Plusieurs voix s’élèvent d’ailleurs contre le travail des « agrégés » parmi lesquels le sectarisme linguistique et l’ultra-conservatisme primeraient, sinon quelque accointance avec la droite catholique la plus rigide. « C’est une confrérie dans la compagnie : une petite coterie réactionnaire », me dit-on. « C’est notre caricature », me dit un autre Académicien. Beaucoup se sentent infantilisés par ces agrégés qui décident de tout et attendent juste que les Immortels, qu’ils manipulent éhontément, approuvent leurs décisions.

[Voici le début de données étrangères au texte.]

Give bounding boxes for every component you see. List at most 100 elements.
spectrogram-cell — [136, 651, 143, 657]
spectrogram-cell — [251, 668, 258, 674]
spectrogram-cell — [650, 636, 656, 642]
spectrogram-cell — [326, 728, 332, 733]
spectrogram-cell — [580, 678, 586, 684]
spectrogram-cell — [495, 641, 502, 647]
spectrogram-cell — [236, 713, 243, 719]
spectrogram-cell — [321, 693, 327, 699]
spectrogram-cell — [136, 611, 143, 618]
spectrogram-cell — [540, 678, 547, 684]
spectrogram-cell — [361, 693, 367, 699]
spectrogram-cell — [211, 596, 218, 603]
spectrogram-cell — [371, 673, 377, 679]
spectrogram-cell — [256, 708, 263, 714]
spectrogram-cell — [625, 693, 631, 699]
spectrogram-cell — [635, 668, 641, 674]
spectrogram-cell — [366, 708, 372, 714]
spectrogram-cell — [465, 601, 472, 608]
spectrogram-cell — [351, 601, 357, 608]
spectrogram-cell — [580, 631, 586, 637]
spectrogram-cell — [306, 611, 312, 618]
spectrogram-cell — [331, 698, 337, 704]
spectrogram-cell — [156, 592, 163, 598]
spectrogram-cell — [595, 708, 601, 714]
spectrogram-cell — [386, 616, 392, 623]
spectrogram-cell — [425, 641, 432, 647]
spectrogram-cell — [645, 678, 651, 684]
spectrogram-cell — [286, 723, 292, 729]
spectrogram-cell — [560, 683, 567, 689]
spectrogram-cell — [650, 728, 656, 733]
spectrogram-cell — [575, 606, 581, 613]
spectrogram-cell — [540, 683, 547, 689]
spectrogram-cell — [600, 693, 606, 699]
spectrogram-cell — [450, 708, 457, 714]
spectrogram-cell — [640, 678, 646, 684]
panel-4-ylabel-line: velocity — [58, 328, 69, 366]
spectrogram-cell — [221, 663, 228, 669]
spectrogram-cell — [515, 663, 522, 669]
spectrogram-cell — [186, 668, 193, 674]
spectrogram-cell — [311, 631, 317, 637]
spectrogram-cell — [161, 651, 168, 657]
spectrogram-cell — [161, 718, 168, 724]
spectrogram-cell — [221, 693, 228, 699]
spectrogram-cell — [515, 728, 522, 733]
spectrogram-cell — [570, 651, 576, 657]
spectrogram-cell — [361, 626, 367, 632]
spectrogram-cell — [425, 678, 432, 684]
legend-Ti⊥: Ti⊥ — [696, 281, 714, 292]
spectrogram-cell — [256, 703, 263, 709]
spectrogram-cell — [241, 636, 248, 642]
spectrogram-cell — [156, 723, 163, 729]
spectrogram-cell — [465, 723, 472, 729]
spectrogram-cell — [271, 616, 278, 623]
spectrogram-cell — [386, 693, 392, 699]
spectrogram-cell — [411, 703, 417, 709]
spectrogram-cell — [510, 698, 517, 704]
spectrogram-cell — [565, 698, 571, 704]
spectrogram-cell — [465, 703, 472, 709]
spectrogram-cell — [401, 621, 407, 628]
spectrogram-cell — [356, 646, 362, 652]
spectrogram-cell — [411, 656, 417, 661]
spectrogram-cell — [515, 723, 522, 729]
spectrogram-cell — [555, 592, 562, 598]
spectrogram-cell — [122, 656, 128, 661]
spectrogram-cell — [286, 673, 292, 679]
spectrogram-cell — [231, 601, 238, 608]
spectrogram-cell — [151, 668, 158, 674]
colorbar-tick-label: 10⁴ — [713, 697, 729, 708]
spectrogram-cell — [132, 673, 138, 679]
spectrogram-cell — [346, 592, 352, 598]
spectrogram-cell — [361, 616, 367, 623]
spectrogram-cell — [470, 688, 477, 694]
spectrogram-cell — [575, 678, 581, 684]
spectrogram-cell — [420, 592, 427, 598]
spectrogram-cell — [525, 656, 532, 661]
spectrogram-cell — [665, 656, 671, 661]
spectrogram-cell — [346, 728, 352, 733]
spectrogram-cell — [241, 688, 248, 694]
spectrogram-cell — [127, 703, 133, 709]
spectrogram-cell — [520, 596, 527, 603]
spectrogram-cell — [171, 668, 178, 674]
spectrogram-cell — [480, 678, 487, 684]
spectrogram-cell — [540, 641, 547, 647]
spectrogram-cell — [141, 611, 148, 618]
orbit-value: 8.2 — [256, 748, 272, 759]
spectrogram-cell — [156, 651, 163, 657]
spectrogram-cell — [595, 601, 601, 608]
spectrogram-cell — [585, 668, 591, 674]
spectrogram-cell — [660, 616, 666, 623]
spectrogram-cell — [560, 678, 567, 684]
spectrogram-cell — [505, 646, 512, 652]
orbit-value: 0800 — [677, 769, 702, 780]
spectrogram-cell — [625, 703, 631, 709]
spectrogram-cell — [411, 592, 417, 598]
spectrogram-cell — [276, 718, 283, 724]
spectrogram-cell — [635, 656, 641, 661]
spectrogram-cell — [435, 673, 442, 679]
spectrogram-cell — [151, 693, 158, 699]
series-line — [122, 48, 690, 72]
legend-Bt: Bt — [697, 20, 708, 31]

Lorsque je l’interroge sur le fonctionnement de l’institution, Mme Carrère d’Encausse me dit que « l’Académie française ne reçoit aucune subvention. Nous vivons seulement de l’argent de nos fondations ». Elle oublie de dire que les « agrégés » sont justement des professeurs détachés par le ministère de l’Éducation nationale…
Aujourd’hui, après avoir hésité, le journal Le Monde utilise généralement « le » Covid, comme la plupart des grands médias. Le président Macron parle « de la crise du Covid », tant des formules comme « la crise de la Covid » ou « au temps de la Covid » l’isolerait de l’opinion. Les ministres basculent dans le même sens pour éviter d’apparaître parisiens et élitistes et la RATP a rétabli ses messages contre « le » Covid 19.
La bataille tentée par Mme Carrère d’Encausse, à coups d’arguties linguistiques tirées par les cheveux, est en passe d’être perdue. « Elle a un grand talent pour défendre la langue française en la faisant haïr », me dit un homme qui la connaît bien. Faute de s’être souciée de l’usage, comme l’aurait fait le linguiste et lexicographe du Robert, Alain Rey, qui vient de disparaître, l’Académie n’est plus prise au sérieux. « Qu’est-ce qui lui a pris : elle n’a jamais voulu féminiser les mots et voilà qu’elle nous sort “la” Covid », s’étrangle un autre Académicien.
« Alain Rey, lui, pourfendait les puristes de la langue ; il a toute sa vie expliqué que la langue française était en réalité un créole, né du latin parlé, et définie dès ses origines par un métissage important entre le latin, le celte et le francique (langue germanique). On est loin de cette langue pure, de cette « pureté » décrite comme devant être « maintenue » dans les statuts de l’Académie française de 1635. Mme Carrère d’Encausse semble vouloir préserver la langue française au formol dans un bocal poussiéreux, à l’abri de toutes les impuretés de la vie», réagit la linguiste, maîtresse de conférences à Sorbonne-Université et autrice Julie Neveux.